[Python-ideas] Concurrency Modules

Sven R. Kunze srkunze at mail.de
Sun Jul 26 23:54:14 CEST 2015


Big thanks to you, Andrew, Nick and Nikolaus for the latest comments and 
ideas.

I think the table is in a very good shape now and the questions I 
started this thread with are now answered (at least) to my satisfaction. 
The relationships are clear (they are all different modules for the same 
overall purpose), they have different fields of application (cpu vs io) 
and they have slightly different properties.


How do we proceed from here?


Btw. the number of different approaches (currently 3, but I assume this 
will go up in the future) is quite unfortunate.

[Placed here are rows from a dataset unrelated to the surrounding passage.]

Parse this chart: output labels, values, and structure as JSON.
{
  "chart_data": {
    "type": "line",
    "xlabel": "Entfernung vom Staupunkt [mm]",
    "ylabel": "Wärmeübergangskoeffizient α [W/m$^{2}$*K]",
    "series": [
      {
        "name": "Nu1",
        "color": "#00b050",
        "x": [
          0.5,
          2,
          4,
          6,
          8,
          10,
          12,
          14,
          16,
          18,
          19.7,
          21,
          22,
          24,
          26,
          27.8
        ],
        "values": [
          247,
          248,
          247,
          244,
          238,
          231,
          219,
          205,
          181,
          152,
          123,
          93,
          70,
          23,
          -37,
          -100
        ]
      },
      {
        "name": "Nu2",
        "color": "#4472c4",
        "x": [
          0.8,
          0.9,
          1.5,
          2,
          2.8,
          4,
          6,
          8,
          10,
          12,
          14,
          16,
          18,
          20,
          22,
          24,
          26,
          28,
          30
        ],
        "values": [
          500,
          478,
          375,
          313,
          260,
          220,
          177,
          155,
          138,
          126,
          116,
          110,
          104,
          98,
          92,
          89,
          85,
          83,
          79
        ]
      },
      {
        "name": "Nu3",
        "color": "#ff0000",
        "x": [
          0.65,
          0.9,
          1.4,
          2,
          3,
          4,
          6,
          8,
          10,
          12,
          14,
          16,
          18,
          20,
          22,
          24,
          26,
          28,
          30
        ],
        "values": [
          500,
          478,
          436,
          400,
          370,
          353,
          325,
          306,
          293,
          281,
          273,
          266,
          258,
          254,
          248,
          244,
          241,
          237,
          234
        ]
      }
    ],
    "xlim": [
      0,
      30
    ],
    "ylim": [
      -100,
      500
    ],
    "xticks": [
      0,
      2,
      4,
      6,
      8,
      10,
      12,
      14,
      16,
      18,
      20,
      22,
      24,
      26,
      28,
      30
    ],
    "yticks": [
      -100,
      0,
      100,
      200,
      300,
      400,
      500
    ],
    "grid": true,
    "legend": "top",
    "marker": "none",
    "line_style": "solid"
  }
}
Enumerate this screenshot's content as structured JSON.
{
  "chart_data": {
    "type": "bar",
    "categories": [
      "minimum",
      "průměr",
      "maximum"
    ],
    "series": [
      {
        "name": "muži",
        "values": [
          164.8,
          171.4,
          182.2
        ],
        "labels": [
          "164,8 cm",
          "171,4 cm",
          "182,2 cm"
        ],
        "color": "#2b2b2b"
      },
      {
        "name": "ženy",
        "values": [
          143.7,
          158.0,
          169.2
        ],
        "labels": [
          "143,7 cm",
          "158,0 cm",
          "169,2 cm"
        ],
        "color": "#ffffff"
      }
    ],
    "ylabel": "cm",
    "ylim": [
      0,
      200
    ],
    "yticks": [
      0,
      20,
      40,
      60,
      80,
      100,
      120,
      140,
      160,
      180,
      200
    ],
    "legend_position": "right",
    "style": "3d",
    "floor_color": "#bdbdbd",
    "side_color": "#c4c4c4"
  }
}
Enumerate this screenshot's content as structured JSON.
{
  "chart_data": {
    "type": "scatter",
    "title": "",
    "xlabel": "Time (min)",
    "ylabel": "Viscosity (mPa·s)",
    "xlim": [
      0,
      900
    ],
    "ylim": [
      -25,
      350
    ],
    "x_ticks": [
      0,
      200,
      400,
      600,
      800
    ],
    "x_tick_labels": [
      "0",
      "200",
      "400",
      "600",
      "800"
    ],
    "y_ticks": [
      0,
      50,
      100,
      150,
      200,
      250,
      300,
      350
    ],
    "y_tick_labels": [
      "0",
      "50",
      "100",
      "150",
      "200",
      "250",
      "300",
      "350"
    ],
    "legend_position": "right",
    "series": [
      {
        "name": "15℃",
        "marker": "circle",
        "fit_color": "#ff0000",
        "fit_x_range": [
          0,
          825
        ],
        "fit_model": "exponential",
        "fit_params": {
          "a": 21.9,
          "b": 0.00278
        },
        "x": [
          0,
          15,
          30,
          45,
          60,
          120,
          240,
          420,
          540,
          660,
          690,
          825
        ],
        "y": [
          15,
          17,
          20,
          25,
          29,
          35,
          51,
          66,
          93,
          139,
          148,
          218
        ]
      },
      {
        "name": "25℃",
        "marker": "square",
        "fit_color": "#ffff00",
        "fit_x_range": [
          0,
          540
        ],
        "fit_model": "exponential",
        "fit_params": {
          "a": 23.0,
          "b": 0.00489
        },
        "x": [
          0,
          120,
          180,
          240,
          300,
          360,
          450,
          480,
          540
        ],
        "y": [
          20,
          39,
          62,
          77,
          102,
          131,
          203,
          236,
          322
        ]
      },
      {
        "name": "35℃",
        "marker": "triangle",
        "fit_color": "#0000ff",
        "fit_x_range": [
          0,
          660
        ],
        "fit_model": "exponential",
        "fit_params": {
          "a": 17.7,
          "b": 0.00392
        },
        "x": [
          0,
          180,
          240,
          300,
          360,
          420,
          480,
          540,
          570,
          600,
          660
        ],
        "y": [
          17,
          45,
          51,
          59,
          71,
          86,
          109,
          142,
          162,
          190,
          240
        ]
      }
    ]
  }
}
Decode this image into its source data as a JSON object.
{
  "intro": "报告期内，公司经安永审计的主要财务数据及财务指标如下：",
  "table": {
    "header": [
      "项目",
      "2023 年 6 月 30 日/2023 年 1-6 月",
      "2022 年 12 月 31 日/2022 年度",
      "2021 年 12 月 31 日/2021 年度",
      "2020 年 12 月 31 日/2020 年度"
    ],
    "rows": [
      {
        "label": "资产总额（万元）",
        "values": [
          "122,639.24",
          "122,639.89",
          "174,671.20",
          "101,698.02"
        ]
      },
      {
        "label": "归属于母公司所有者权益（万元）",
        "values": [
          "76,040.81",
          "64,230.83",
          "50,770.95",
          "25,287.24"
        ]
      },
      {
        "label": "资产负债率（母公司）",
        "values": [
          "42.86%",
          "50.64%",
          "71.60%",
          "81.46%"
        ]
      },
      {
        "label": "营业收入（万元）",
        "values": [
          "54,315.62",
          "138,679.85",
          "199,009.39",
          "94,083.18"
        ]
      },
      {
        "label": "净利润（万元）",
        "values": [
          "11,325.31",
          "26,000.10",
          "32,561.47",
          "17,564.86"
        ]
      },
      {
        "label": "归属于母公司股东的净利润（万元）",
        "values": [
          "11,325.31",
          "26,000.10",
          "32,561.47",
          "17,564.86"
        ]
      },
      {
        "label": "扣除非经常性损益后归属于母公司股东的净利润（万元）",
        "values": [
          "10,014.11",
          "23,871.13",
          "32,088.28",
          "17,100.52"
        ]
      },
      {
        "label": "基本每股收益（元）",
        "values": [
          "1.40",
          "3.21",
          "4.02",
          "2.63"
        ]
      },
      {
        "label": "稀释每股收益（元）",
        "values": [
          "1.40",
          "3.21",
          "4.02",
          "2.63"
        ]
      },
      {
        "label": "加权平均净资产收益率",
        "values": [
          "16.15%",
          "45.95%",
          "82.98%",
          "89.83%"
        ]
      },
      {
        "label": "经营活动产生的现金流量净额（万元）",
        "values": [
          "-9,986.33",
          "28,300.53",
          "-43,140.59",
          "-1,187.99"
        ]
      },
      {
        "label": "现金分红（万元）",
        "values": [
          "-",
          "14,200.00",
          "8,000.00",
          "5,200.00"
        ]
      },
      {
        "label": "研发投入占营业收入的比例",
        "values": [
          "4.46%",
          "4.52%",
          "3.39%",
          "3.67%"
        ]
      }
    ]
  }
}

What's even more 
unfortunate is the missing exchangeability due to API differences and a 
common syntax for executing functions concurrently.

Something that struck me as odd was that asyncio got syntactic sugar 
although the module itself is actually quite young compared to the 
support of processes and of threads. These two alternatives have 
actually no a single bit of syntax support until now.


On 26.07.2015 17:00, Andrew Barnert wrote:
> On Jul 26, 2015, at 13:44, Sven R. Kunze <srkunze at mail.de> wrote:
>> Wow. Thanks, Andrew for this very informative response. I am going to integrate your thoughts in to the table later and re-post it again.
>>
>> Just one question:
>>
>>> On 26.07.2015 12:29, Andrew Barnert wrote:
>>> It's your choice: just fork, spawn (fork+exec), or spawn a special "server" process to fork copies off. (Except on Windows, where spawn is the only possibility.)
>>>
>>> How do you know which one to choose? Well, you have to learn the differences to make a decision. Forking is fastest, and it means some kinds of globals are automatically shared, but it can lead to a variety of problems, especially if you're also using threads (and some libraries may use threads without you knowing about it--especially on OS X, where a variety of Cocoa APIs sometimes use threads and sometimes don't).
>> If I read the documentation of https://docs.python.org/2/library/multiprocessing.html#module-multiprocessing.pool for instance, I do not see a way to specify my choice.
> That's because you're reading the documentation for Python 2.7. In 2.7, you always get fork on Unix and spawn on Windows; the choice of start methods was added in 3.3 or 3.4.
>> There, I pass a function and this function is executed in another process/thread. Is that just forking?
> If you pass a function to a Process in 2.7, on Unix, that's just forking; the parent process returns while the child process calls your function and exits. If you pass it to a Pool, all the pool processes are forked, but they keep running and pick new tasks off a queue.
>
> On Windows, on the other hand, a new Process calls CreateNewProcess (the equivalent of fork then exec, or posix_spawn, on Unix) to launch an entirely new Python interpreter, which then imports your module and calls your function. With a Pool, all the new processes get started the same way, then keep running and pick new tasks off a queue.